8 asynchronous meeting best practices
1. Limit the number of participants
Too many people in an async meeting means two things. First, someone probably doesn't have to be there. Someone's sitting through an unnecessary meeting.
Second, with too many people you get too many messages and videos to go through. This can take the energy out of an async meeting, leading to disengagement and stalled meetings.
So make sure to only invite people who need to be present. Limit the number of participants in your meetings. You can always forward meeting notes to other team members later.
2. Have a clear agenda for async meeting channels
To keep everyone focused, set a clear topic, agenda, and scope before each meeting.
Avoid the temptation to extend meetings beyond their agenda. Once you're done, end the meeting - or at least pause it.
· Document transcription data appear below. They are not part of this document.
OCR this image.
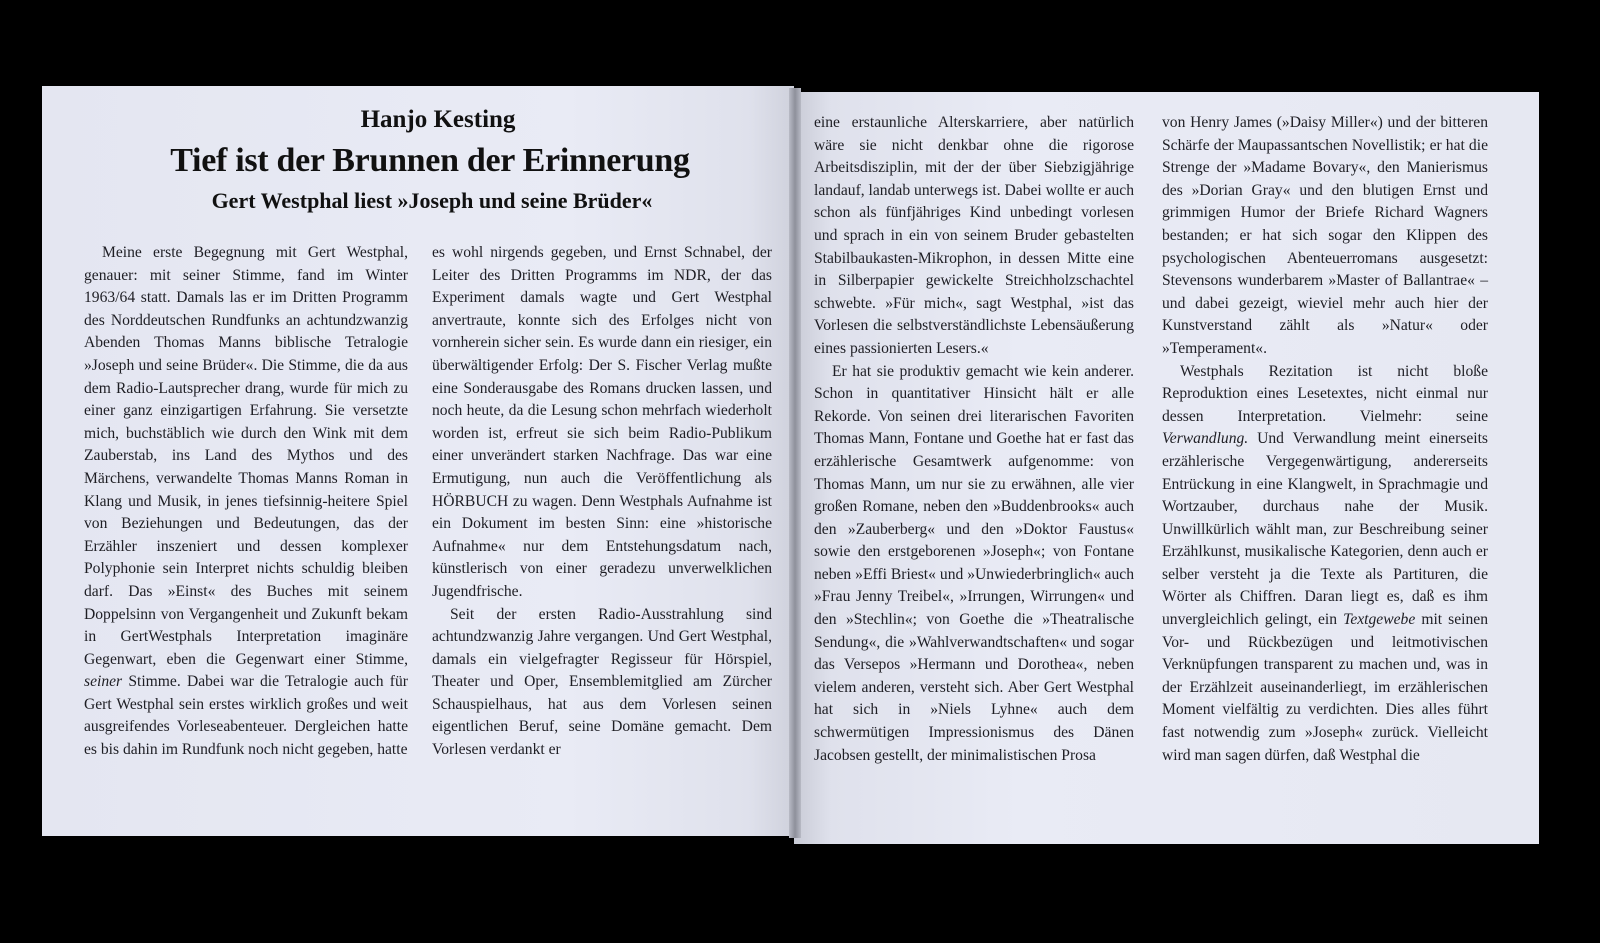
Hanjo Kesting
Tief ist der Brunnen der Erinnerung
Gert Westphal liest »Joseph und seine Brüder«

Meine erste Begegnung mit Gert Westphal, genauer: mit seiner Stimme, fand im Winter 1963/64 statt. Damals las er im Dritten Programm des Norddeutschen Rundfunks an achtundzwanzig Abenden Thomas Manns biblische Tetralogie »Joseph und seine Brüder«. Die Stimme, die da aus dem Radio-Lautsprecher drang, wurde für mich zu einer ganz einzigartigen Erfahrung. Sie versetzte mich, buchstäblich wie durch den Wink mit dem Zauberstab, ins Land des Mythos und des Märchens, verwandelte Thomas Manns Roman in Klang und Musik, in jenes tiefsinnig-heitere Spiel von Beziehungen und Bedeutungen, das der Erzähler inszeniert und dessen komplexer Polyphonie sein Interpret nichts schuldig bleiben darf. Das »Einst« des Buches mit seinem Doppelsinn von Vergangenheit und Zukunft bekam in GertWestphals Interpretation imaginäre Gegenwart, eben die Gegenwart einer Stimme, seiner Stimme. Dabei war die Tetralogie auch für Gert Westphal sein erstes wirklich großes und weit ausgreifendes Vorleseabenteuer. Dergleichen hatte es bis dahin im Rundfunk noch nicht gegeben, hatte

es wohl nirgends gegeben, und Ernst Schnabel, der Leiter des Dritten Programms im NDR, der das Experiment damals wagte und Gert Westphal anvertraute, konnte sich des Erfolges nicht von vornherein sicher sein. Es wurde dann ein riesiger, ein überwältigender Erfolg: Der S. Fischer Verlag mußte eine Sonderausgabe des Romans drucken lassen, und noch heute, da die Lesung schon mehrfach wiederholt worden ist, erfreut sie sich beim Radio-Publikum einer unverändert starken Nachfrage. Das war eine Ermutigung, nun auch die Veröffentlichung als HÖRBUCH zu wagen. Denn Westphals Aufnahme ist ein Dokument im besten Sinn: eine »historische Aufnahme« nur dem Entstehungsdatum nach, künstlerisch von einer geradezu unverwelklichen Jugendfrische.

Seit der ersten Radio-Ausstrahlung sind achtundzwanzig Jahre vergangen. Und Gert Westphal, damals ein vielgefragter Regisseur für Hörspiel, Theater und Oper, Ensemblemitglied am Zürcher Schauspielhaus, hat aus dem Vorlesen seinen eigentlichen Beruf, seine Domäne gemacht. Dem Vorlesen verdankt er

eine erstaunliche Alterskarriere, aber natürlich wäre sie nicht denkbar ohne die rigorose Arbeitsdisziplin, mit der der über Siebzigjährige landauf, landab unterwegs ist. Dabei wollte er auch schon als fünfjähriges Kind unbedingt vorlesen und sprach in ein von seinem Bruder gebastelten Stabilbaukasten-Mikrophon, in dessen Mitte eine in Silberpapier gewickelte Streichholzschachtel schwebte. »Für mich«, sagt Westphal, »ist das Vorlesen die selbstverständlichste Lebensäußerung eines passionierten Lesers.«

Er hat sie produktiv gemacht wie kein anderer. Schon in quantitativer Hinsicht hält er alle Rekorde. Von seinen drei literarischen Favoriten Thomas Mann, Fontane und Goethe hat er fast das erzählerische Gesamtwerk aufgenomme: von Thomas Mann, um nur sie zu erwähnen, alle vier großen Romane, neben den »Buddenbrooks« auch den »Zauberberg« und den »Doktor Faustus« sowie den erstgeborenen »Joseph«; von Fontane neben »Effi Briest« und »Unwiederbringlich« auch »Frau Jenny Treibel«, »Irrungen, Wirrungen« und den »Stechlin«; von Goethe die »Theatralische Sendung«, die »Wahlverwandtschaften« und sogar das Versepos »Hermann und Dorothea«, neben vielem anderen, versteht sich. Aber Gert Westphal hat sich in »Niels Lyhne« auch dem schwermütigen Impressionismus des Dänen Jacobsen gestellt, der minimalistischen Prosa

von Henry James (»Daisy Miller«) und der bitteren Schärfe der Maupassantschen Novellistik; er hat die Strenge der »Madame Bovary«, den Manierismus des »Dorian Gray« und den blutigen Ernst und grimmigen Humor der Briefe Richard Wagners bestanden; er hat sich sogar den Klippen des psychologischen Abenteuerromans ausgesetzt: Stevensons wunderbarem »Master of Ballantrae« – und dabei gezeigt, wieviel mehr auch hier der Kunstverstand zählt als »Natur« oder »Temperament«.

Westphals Rezitation ist nicht bloße Reproduktion eines Lesetextes, nicht einmal nur dessen Interpretation. Vielmehr: seine Verwandlung. Und Verwandlung meint einerseits erzählerische Vergegenwärtigung, andererseits Entrückung in eine Klangwelt, in Sprachmagie und Wortzauber, durchaus nahe der Musik. Unwillkürlich wählt man, zur Beschreibung seiner Erzählkunst, musikalische Kategorien, denn auch er selber versteht ja die Texte als Partituren, die Wörter als Chiffren. Daran liegt es, daß es ihm unvergleichlich gelingt, ein Textgewebe mit seinen Vor- und Rückbezügen und leitmotivischen Verknüpfungen transparent zu machen und, was in der Erzählzeit auseinanderliegt, im erzählerischen Moment vielfältig zu verdichten. Dies alles führt fast notwendig zum »Joseph« zurück. Vielleicht wird man sagen dürfen, daß Westphal die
You can always propose a new meeting, with a new agenda, if necessary.
3. Use voice and audio messages; not just text
The 7-38-55 rule says that 7% of our message is in the words; 38% is in our tone of voice; 55% is in our body language.
With recorded videos, you get everything - words, voice, body language - which makes them the best media type for async comms. It helps that videos are fast and easy to record once you have a little practice.
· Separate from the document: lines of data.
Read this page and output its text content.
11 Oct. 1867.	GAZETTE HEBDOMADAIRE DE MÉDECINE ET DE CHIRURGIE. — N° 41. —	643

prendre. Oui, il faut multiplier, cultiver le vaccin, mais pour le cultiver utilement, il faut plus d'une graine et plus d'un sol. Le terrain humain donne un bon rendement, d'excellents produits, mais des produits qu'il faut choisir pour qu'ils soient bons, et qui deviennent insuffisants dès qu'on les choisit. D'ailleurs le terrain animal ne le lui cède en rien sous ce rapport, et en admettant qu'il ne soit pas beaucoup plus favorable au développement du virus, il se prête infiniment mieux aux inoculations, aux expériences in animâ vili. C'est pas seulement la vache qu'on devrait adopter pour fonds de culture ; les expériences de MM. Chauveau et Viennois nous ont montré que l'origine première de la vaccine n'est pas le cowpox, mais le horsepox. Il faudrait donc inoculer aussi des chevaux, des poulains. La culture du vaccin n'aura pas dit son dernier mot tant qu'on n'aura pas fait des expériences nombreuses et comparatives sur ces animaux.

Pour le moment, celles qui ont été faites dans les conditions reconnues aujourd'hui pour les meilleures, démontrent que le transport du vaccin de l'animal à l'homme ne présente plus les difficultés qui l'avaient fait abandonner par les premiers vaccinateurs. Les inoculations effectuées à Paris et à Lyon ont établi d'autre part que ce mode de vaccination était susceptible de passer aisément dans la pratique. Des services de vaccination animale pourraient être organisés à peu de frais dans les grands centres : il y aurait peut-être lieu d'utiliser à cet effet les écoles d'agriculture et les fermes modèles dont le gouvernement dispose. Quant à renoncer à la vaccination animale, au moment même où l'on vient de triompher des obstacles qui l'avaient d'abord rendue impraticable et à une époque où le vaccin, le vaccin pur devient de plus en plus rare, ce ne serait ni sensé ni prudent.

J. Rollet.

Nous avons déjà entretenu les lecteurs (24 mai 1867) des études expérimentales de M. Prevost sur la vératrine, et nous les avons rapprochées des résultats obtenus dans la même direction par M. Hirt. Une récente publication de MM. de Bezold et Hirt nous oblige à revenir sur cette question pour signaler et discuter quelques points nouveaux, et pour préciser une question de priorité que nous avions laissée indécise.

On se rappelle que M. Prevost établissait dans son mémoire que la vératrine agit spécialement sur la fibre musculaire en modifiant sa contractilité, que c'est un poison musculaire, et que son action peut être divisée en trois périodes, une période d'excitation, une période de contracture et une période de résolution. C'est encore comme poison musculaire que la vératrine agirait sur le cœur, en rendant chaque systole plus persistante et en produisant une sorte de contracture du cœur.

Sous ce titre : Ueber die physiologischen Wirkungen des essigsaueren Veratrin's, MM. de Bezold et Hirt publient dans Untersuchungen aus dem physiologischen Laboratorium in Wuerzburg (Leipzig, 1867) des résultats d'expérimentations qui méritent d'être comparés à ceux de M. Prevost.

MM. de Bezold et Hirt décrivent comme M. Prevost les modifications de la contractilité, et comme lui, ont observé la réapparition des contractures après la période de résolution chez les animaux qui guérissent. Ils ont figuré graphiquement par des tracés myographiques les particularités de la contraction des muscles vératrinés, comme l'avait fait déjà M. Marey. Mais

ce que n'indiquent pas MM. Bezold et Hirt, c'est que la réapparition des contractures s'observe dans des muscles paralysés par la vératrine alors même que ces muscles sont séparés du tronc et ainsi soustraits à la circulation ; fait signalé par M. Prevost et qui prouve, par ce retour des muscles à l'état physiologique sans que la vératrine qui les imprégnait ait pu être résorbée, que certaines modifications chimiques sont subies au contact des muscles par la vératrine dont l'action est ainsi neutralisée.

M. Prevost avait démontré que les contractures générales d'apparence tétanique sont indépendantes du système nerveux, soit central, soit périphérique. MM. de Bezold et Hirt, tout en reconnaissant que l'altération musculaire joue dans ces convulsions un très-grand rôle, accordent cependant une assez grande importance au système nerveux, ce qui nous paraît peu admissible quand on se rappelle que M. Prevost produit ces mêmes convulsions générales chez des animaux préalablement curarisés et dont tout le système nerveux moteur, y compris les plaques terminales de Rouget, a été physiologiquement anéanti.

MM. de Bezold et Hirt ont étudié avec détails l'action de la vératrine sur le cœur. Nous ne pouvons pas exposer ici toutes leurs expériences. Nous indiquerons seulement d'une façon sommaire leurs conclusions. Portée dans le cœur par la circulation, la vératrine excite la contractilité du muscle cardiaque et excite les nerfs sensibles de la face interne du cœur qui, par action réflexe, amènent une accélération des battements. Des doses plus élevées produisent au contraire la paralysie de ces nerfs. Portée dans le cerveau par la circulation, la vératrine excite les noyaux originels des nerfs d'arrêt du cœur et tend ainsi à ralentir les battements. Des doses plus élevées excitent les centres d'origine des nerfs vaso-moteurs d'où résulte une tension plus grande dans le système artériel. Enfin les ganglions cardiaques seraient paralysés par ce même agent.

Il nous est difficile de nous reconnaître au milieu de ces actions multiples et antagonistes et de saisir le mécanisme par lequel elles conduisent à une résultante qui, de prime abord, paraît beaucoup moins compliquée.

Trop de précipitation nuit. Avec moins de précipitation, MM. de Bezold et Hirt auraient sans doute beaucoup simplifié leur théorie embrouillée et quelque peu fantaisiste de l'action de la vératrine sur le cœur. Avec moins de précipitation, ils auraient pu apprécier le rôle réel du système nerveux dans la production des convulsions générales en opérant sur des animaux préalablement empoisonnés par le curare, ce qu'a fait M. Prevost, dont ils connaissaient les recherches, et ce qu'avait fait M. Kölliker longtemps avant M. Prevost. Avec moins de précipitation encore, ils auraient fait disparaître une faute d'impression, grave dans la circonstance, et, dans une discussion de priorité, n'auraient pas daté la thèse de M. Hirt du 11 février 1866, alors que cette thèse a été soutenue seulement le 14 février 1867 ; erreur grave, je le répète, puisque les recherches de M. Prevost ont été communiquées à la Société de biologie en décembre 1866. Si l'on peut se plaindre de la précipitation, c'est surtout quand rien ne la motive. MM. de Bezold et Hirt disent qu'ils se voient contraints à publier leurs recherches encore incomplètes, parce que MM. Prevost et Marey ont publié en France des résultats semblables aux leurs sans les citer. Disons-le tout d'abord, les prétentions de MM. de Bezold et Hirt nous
Avoid devolving into long, text-only threads. These can be confusing and wasteful.
4. Take notes and make minutes
Asynchronous meetings can be long and involve lots of participants. To keep track of important messages, goals, decisions, and questions, summarize your meetings. You can do this using free-form notes or more formal minutes (for key meetings).
It's especially helpful to attach your notes and minutes to async meetings that follow on from previous asyncs. This way, everyone can quickly catch up on the previous meeting without going through a backlog of messages.
5. Set a time limit on async meetings
Some meetings need to happen at specific times, whether they're async or not. One example: daily standups. Since teammates use these to share yesterday's progress and today's plans, you want to get through these meetings early in the day.
We recommend keeping most meetings between a few hours and a full week in length. When possible, try to wrap up meetings before weekends and holidays. Otherwise, people might forget what they were doing and talking about by the time they're back.
6. Give everyone a chance to speak
Real time communication can be hard for non-native speakers, quieter personalities, and remote-only employees. But with async meetings, you can give everyone a chance to share their opinion in a low-key environment. This gives you more valuable opinions and points of view than a synchronous meeting does.
One way to get everyone talking is to ask people what they think. Another is to make responses mandatory, i.e. meetings don't end before every team member shares a response, opinion, proposed course of action, etc.
7. Use sync meetings together with async ones
Synchronous meetings still have their uses. Internally, they keep teams connected and prevent isolation. They are also good for fast-paced activities like brainstorming, problem-solving, and big decisions.
Externally, synchronous meetings are good for important sales calls; live Q&A sessions; real-time screen-sharing.
8. Give team members an easy way to record videos
Recording videos is the main way to hold asynchronous meetings. It's important you give team members an easy way to make them.
One solution is to use Sendspark: a light, secure video recording app. Sendspark runs as a Chrome extension, so team members can use it without installing any new apps. Sendspark makes it easy to record, upload, and share videos and screen recordings and is available 100% free here.
Async meetings are a powerful way to communicate internally and externally in the new normal. They save time, make communications clearer, and help teams preserve sanity.
You should still use sync communication for some meetings. But most of the time, async is the better option. Use the best practices on this page to make the most of it.